A bandeira atual do partido (Foto: reprodução)

O que defende a nova ARENA?

A nova ARENA defende que tanto agora, como as futuras gerações do partido, não poderão celebrar alianças e/ou coligações com partidos que tenham vieses marxistas. São, diretrizes básicas do partido a liberdade econômica, o desenvolvimento nacional através do incentivo à indústria, comércio, construção, bem como, o desenvolvimento científico-tecnológico, com foco principal no desenvolvimento sócio-econômico do Brasil. 
A ARENA está em fase de assinaturas e de apoio para se oficializar como um partido e disputar um espaço no ambiente político. Segundo Lucas Trevizan a ARENA já está inserida no debate político através de membros que atuam ativamente em municípios e Estados, concorrendo, inclusive, ao pleito eleitoral deste ano.
Sobre as reações que nome do partido poderão causar Lucas Trevizan ressalta que nome não é motivo de vergonha, pois para ele o período militar trouxe enormes progressos no Brasil, como por exemplo, usinas hidrelétricas, rodovias, ferrovias, direitos ao trabalhador e tantos outros feitos.

Embora tenha sido negadas semelhanças com o partido que dava sustentação ao regime militar, a ARENA defende em seu estatuto o respeito à Pátria, palavra usada também pela ARENA na época do regime militar. Ainda que não tenha caráter religioso, ela defende também os valores que compreendem a visão Cristã, encontrando com ideais semelhantes a marcha da família com Deus pela liberdade ocorrida em 2014 e que defendia a volta do regime militar. O partido tentou, mas não teve seu registro aprovado pelo TSE.

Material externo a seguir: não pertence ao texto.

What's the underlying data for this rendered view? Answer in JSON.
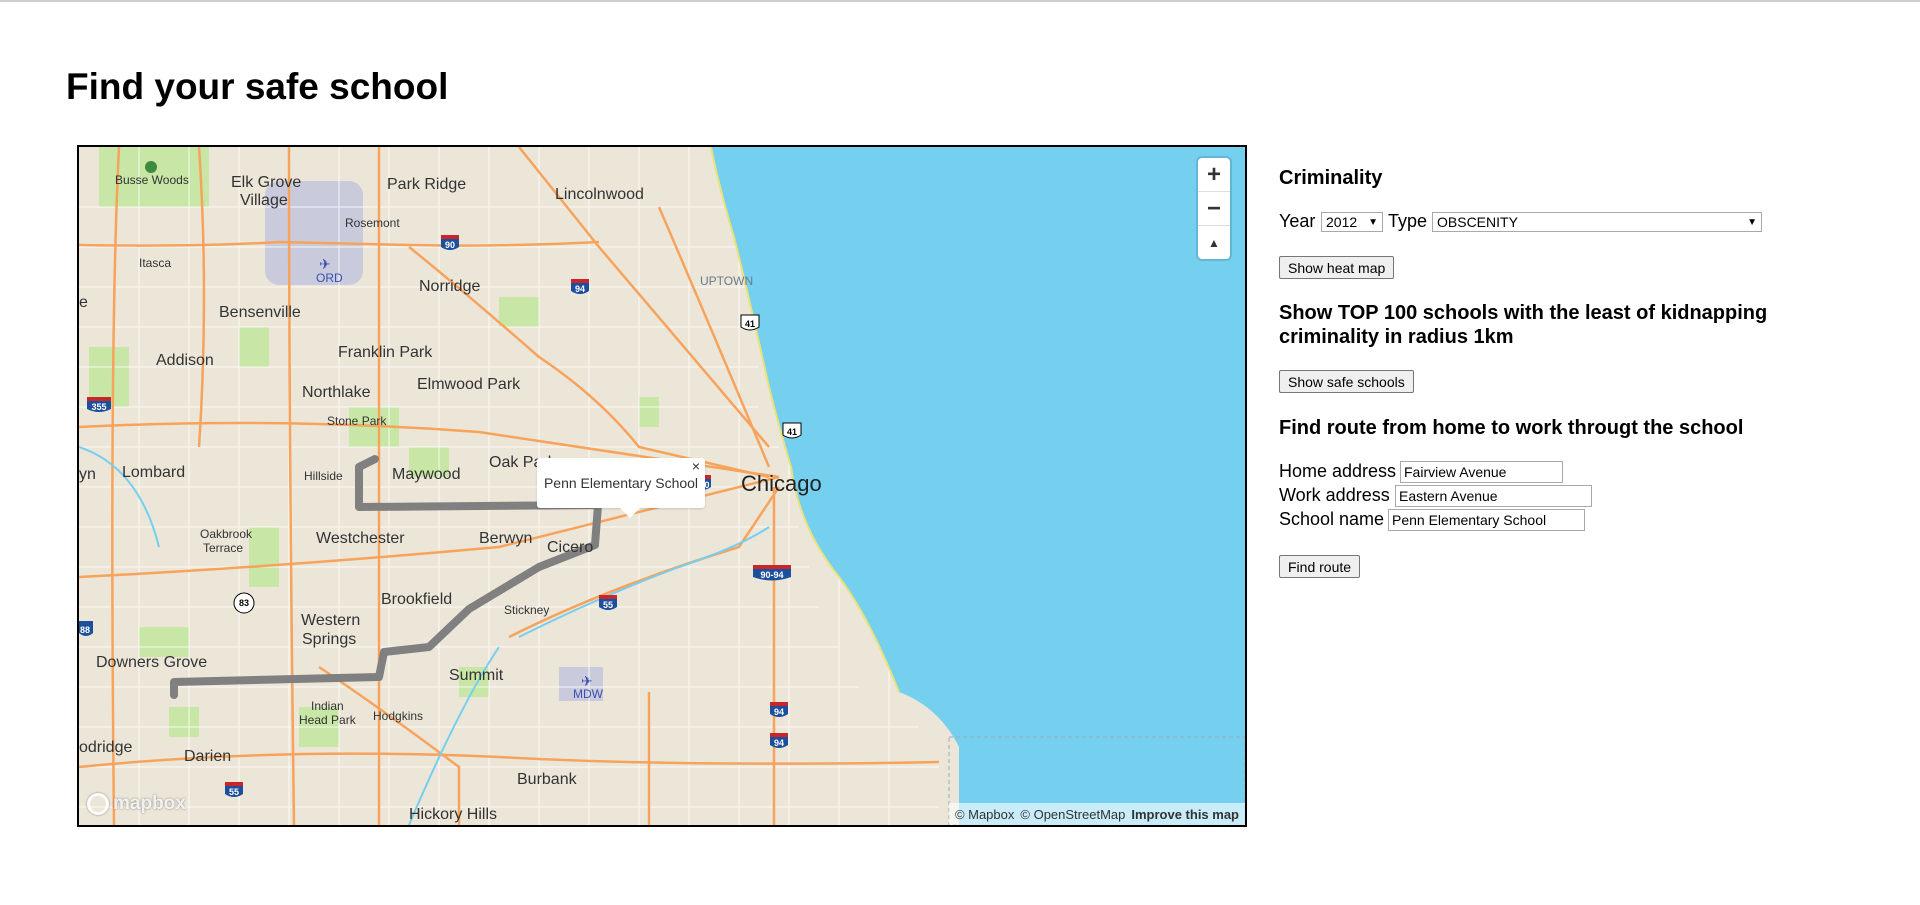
{
  "page": {
    "title": "Find your safe school"
  },
  "map": {
    "popup_text": "Penn Elementary School",
    "popup_close": "×",
    "controls": {
      "zoom_in": "+",
      "zoom_out": "−",
      "compass": "▲"
    },
    "logo_text": "mapbox",
    "attribution": {
      "mapbox": "© Mapbox",
      "osm": "© OpenStreetMap",
      "improve": "Improve this map"
    },
    "labels": {
      "busse_woods": "Busse Woods",
      "elk_grove": "Elk Grove",
      "village": "Village",
      "park_ridge": "Park Ridge",
      "lincolnwood": "Lincolnwood",
      "rosemont": "Rosemont",
      "itasca": "Itasca",
      "ord": "ORD",
      "norridge": "Norridge",
      "uptown": "UPTOWN",
      "bensenville": "Bensenville",
      "addison": "Addison",
      "franklin_park": "Franklin Park",
      "northlake": "Northlake",
      "elmwood_park": "Elmwood Park",
      "stone_park": "Stone Park",
      "lombard": "Lombard",
      "hillside": "Hillside",
      "maywood": "Maywood",
      "oak_park": "Oak Park",
      "chicago": "Chicago",
      "oakbrook": "Oakbrook",
      "terrace": "Terrace",
      "westchester": "Westchester",
      "berwyn": "Berwyn",
      "cicero": "Cicero",
      "brookfield": "Brookfield",
      "stickney": "Stickney",
      "western": "Western",
      "springs": "Springs",
      "downers_grove": "Downers Grove",
      "summit": "Summit",
      "mdw": "MDW",
      "indian": "Indian",
      "head_park": "Head Park",
      "hodgkins": "Hodgkins",
      "darien": "Darien",
      "burbank": "Burbank",
      "hickory_hills": "Hickory Hills",
      "odridge": "odridge",
      "yn": "yn",
      "e": "e"
    },
    "shields": {
      "i90": "90",
      "i94a": "94",
      "us41a": "41",
      "us41b": "41",
      "i355": "355",
      "i290": "290",
      "il83": "83",
      "i88": "88",
      "i55a": "55",
      "i9094": "90-94",
      "i94b": "94",
      "i94c": "94",
      "i55b": "55"
    }
  },
  "criminality": {
    "heading": "Criminality",
    "year_label": "Year",
    "year_value": "2012",
    "type_label": "Type",
    "type_value": "OBSCENITY",
    "heat_button": "Show heat map"
  },
  "top_schools": {
    "heading_line1": "Show TOP 100 schools with the least of kidnapping",
    "heading_line2": "criminality in radius 1km",
    "button": "Show safe schools"
  },
  "route": {
    "heading": "Find route from home to work througt the school",
    "home_label": "Home address",
    "home_value": "Fairview Avenue",
    "work_label": "Work address",
    "work_value": "Eastern Avenue",
    "school_label": "School name",
    "school_value": "Penn Elementary School",
    "button": "Find route"
  },
  "colors": {
    "water": "#75cfef",
    "land": "#ece6d9",
    "park": "#c8e6a5",
    "highway": "#f7a35c",
    "interstate": "#1c4f9c",
    "route": "#808080",
    "airport": "#c9cbdc"
  }
}
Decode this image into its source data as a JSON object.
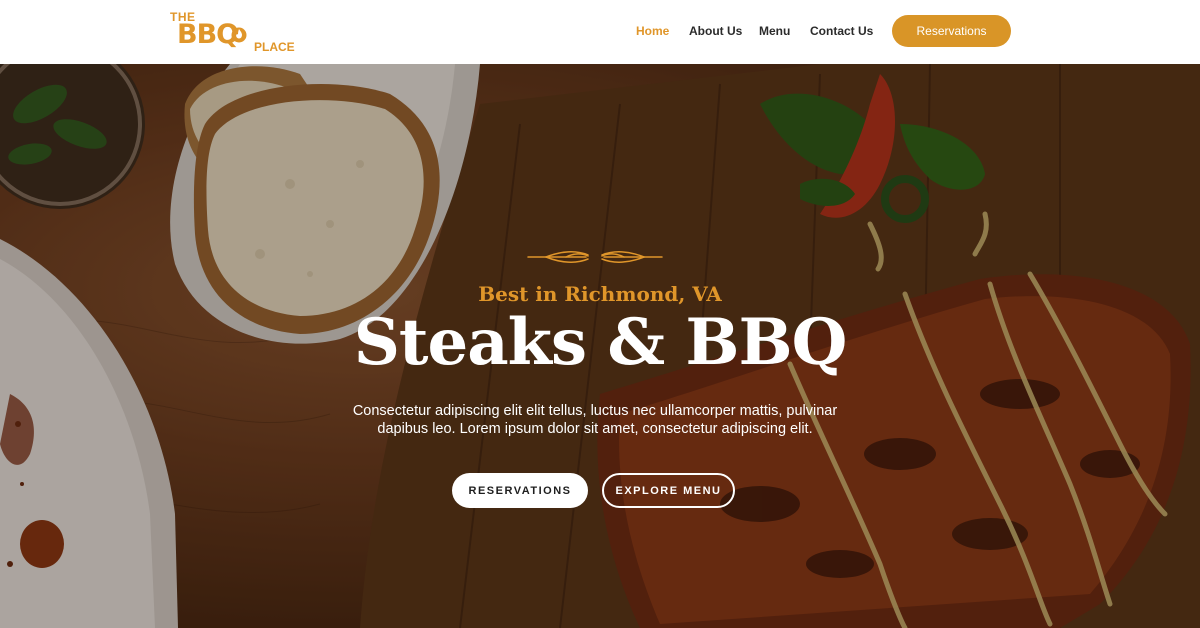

No contexto de democracia em que país se encontra a ARENA diz que em respeito à convicções ideológicas, não realizará coligação com partidos que declaram em seu programa e estatuto a defesa do comunismo e que o Conselho Consultivo proibirá a coligação dado o contexto político e regional, fechando o partido em apenas um grupo o que não condiz com cenário político democrático em que o Brasil se encontra.